Have you ever walked head on with someone and not known whether to move left or right? Well, a robot is attempting to learn not to be confused by such scenarios.
While never explicitly taught, humans pick up on social cues when walking among one another in crowded places and know to avoid doing things like getting right up in a person’s personal space when walking past.
For robots, however, there are no existing social cues to work from, but a team of researchers from MIT has unleashed an autonomous robot with “socially aware navigation” that can keep pace with people around them, while observing these general codes of pedestrian conduct.
The small, wheeled robot could be the first step in a series of artificial beings that could one day travel across cities either in a bipedal or wheeled form to do a host of activities such as deliver shopping or help out at airports.

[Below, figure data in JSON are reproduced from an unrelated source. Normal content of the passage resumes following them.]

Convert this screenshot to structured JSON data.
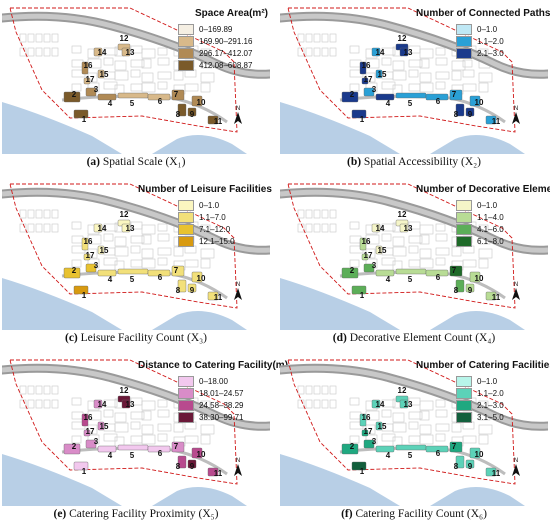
{
  "panels": [
    {
      "letter": "(a)",
      "caption": "Spatial Scale (X₁)",
      "legend_title": "Space Area(m²)",
      "legend": [
        {
          "label": "0–169.89",
          "color": "#f5efe3"
        },
        {
          "label": "169.90–291.16",
          "color": "#d8b98a"
        },
        {
          "label": "296.17–412.07",
          "color": "#b08a55"
        },
        {
          "label": "412.08–608.87",
          "color": "#7a5a2a"
        }
      ]
    },
    {
      "letter": "(b)",
      "caption": "Spatial Accessibility (X₂)",
      "legend_title": "Number of Connected Paths",
      "legend": [
        {
          "label": "0–1.0",
          "color": "#bfe8f5"
        },
        {
          "label": "1.1–2.0",
          "color": "#2aa0d6"
        },
        {
          "label": "2.1–3.0",
          "color": "#1a3a8c"
        }
      ]
    },
    {
      "letter": "(c)",
      "caption": "Leisure Facility Count (X₃)",
      "legend_title": "Number of Leisure Facilities",
      "legend": [
        {
          "label": "0–1.0",
          "color": "#fbf6c0"
        },
        {
          "label": "1.1–7.0",
          "color": "#f2e07a"
        },
        {
          "label": "7.1–12.0",
          "color": "#e8c230"
        },
        {
          "label": "12.1–15.0",
          "color": "#d89a10"
        }
      ]
    },
    {
      "letter": "(d)",
      "caption": "Decorative Element Count (X₄)",
      "legend_title": "Number of  Decorative Elements",
      "legend": [
        {
          "label": "0–1.0",
          "color": "#f5f5c8"
        },
        {
          "label": "1.1–4.0",
          "color": "#b8dc95"
        },
        {
          "label": "4.1–6.0",
          "color": "#5cae58"
        },
        {
          "label": "6.1–8.0",
          "color": "#1e6a28"
        }
      ]
    },
    {
      "letter": "(e)",
      "caption": "Catering Facility Proximity (X₅)",
      "legend_title": "Distance to Catering Facility(m)",
      "legend": [
        {
          "label": "0–18.00",
          "color": "#f2c8ee"
        },
        {
          "label": "18.01–24.57",
          "color": "#d98cc8"
        },
        {
          "label": "24.58–38.29",
          "color": "#b84a8e"
        },
        {
          "label": "38.30–99.71",
          "color": "#6a1838"
        }
      ]
    },
    {
      "letter": "(f)",
      "caption": "Catering Facility Count (X₆)",
      "legend_title": "Number of Catering Facilities",
      "legend": [
        {
          "label": "0–1.0",
          "color": "#b8f5ea"
        },
        {
          "label": "1.1–2.0",
          "color": "#5cd2b8"
        },
        {
          "label": "2.1–3.0",
          "color": "#1fa880"
        },
        {
          "label": "3.1–5.0",
          "color": "#125f3c"
        }
      ]
    }
  ],
  "labels": [
    "1",
    "2",
    "3",
    "4",
    "5",
    "6",
    "7",
    "8",
    "9",
    "10",
    "11",
    "12",
    "13",
    "14",
    "15",
    "16",
    "17"
  ],
  "north_symbol": "N"
}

To actually make the robot socially aware, Michael Everett Miao Liu, and Jonathan How needed it to solve four main problems: knowing its place in the world (localisation), recognising its surroundings (perception), identifying the right path and actually going on that path.
The third option
Speaking with MIT News, Everett said the first two aspects weren’t the greatest challenge, but identifying and travelling a particular path is tricky as it can be hard to predict where humans are going to go.
Most approaches have suggested ideas like making the robot decide the paths of all objects it sees, which Everett said “takes forever to compute”, while another approach suggests coming up with paths on the fly. The latter has its own problems as the robot might get stuck deciding what path to take, making it either too reckless or too conservative.

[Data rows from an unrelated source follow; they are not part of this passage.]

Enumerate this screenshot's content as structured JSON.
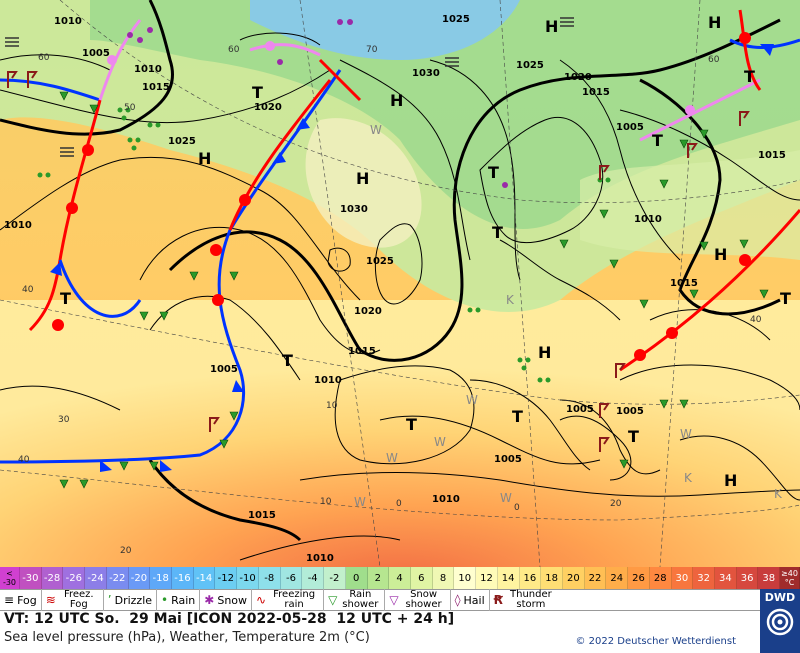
{
  "map": {
    "high_low_labels": [
      "H",
      "H",
      "H",
      "H",
      "H",
      "H",
      "H",
      "H",
      "T",
      "T",
      "T",
      "T",
      "T",
      "T",
      "T",
      "T",
      "T",
      "T",
      "T"
    ],
    "pressure_labels": [
      "1010",
      "1005",
      "1010",
      "1015",
      "1025",
      "1020",
      "1030",
      "1025",
      "1020",
      "1015",
      "1005",
      "1015",
      "1025",
      "1030",
      "1025",
      "1020",
      "1015",
      "1010",
      "1005",
      "1005",
      "1015",
      "1010",
      "1005",
      "1010",
      "1015",
      "1010",
      "1010",
      "1005"
    ],
    "temperature_labels": [
      "60",
      "60",
      "70",
      "60",
      "50",
      "40",
      "40",
      "30",
      "20",
      "10",
      "0",
      "40",
      "20",
      "10",
      "0"
    ],
    "cities_hint": [
      "K",
      "K",
      "K",
      "W",
      "W",
      "W",
      "W",
      "W",
      "W",
      "W"
    ]
  },
  "temperature_scale": {
    "first_top": "<",
    "first_bottom": "-30",
    "values": [
      "-30",
      "-28",
      "-26",
      "-24",
      "-22",
      "-20",
      "-18",
      "-16",
      "-14",
      "-12",
      "-10",
      "-8",
      "-6",
      "-4",
      "-2",
      "0",
      "2",
      "4",
      "6",
      "8",
      "10",
      "12",
      "14",
      "16",
      "18",
      "20",
      "22",
      "24",
      "26",
      "28",
      "30",
      "32",
      "34",
      "36",
      "38"
    ],
    "last_top": "≥40",
    "last_bottom": "°C",
    "colors": [
      "#c050c0",
      "#b060d0",
      "#9f70e0",
      "#8c7ee8",
      "#7a8cf0",
      "#6a9af6",
      "#5ea8f8",
      "#5cb6f8",
      "#60c2f6",
      "#6ccef2",
      "#7cd8ee",
      "#8ee0ea",
      "#a0e6e2",
      "#b2ecd8",
      "#c2f0cc",
      "#a0de8c",
      "#b6e690",
      "#ccee98",
      "#e0f4a4",
      "#f0f8b4",
      "#ffffd0",
      "#fffbb8",
      "#fff4a0",
      "#ffea88",
      "#ffde74",
      "#ffd062",
      "#ffbf54",
      "#ffad4a",
      "#ff9a44",
      "#ff8840",
      "#f8763e",
      "#ee643e",
      "#e2543e",
      "#d6483e",
      "#c83c3c",
      "#b83434"
    ]
  },
  "legend": {
    "items": [
      {
        "label": "Fog",
        "icon": "fog-icon"
      },
      {
        "label": "Freez. Fog",
        "icon": "freezing-fog-icon"
      },
      {
        "label": "Drizzle",
        "icon": "drizzle-icon"
      },
      {
        "label": "Rain",
        "icon": "rain-icon"
      },
      {
        "label": "Snow",
        "icon": "snow-icon"
      },
      {
        "label": "Freezing rain",
        "icon": "freezing-rain-icon"
      },
      {
        "label": "Rain shower",
        "icon": "rain-shower-icon"
      },
      {
        "label": "Snow shower",
        "icon": "snow-shower-icon"
      },
      {
        "label": "Hail",
        "icon": "hail-icon"
      },
      {
        "label": "Thunder storm",
        "icon": "thunderstorm-icon"
      }
    ]
  },
  "info": {
    "valid_time": "VT: 12 UTC So.  29 Mai [ICON 2022-05-28  12 UTC + 24 h]",
    "subtitle": "Sea level pressure (hPa), Weather, Temperature 2m (°C)",
    "copyright": "© 2022 Deutscher Wetterdienst"
  },
  "logo": {
    "text": "DWD"
  },
  "colors": {
    "warm_front": "#ff0000",
    "cold_front": "#0033ff",
    "occlusion": "#ee88ee",
    "dwd_blue": "#1a3f8a"
  }
}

MIT’s own solution was to use a type of machine learning known as reinforcement learning that would allow it to both predict people’s behaviour while continuously moving at a walking speed of approximately 1.2 metres per second without needing to stop on 20-minute trips.
A more natural robot
“We just look at what we see, choose a velocity, do that for a tenth of a second, then look at the world again, choose another velocity, and go again,” Everett said. “This way, we think our robot looks more natural, and is anticipating what people are doing.”
The next step in its development is to see how the robot handles crowds in populated city streets, rather than on a university campus.
“Crowds have a different dynamic than individual people, and you may have to learn something totally different if you see five people walking together,” he said.
“There may be a social rule of: ‘Don’t move through people, don’t split people up, treat them as one mass.’ That’s something we’re looking at in the future.”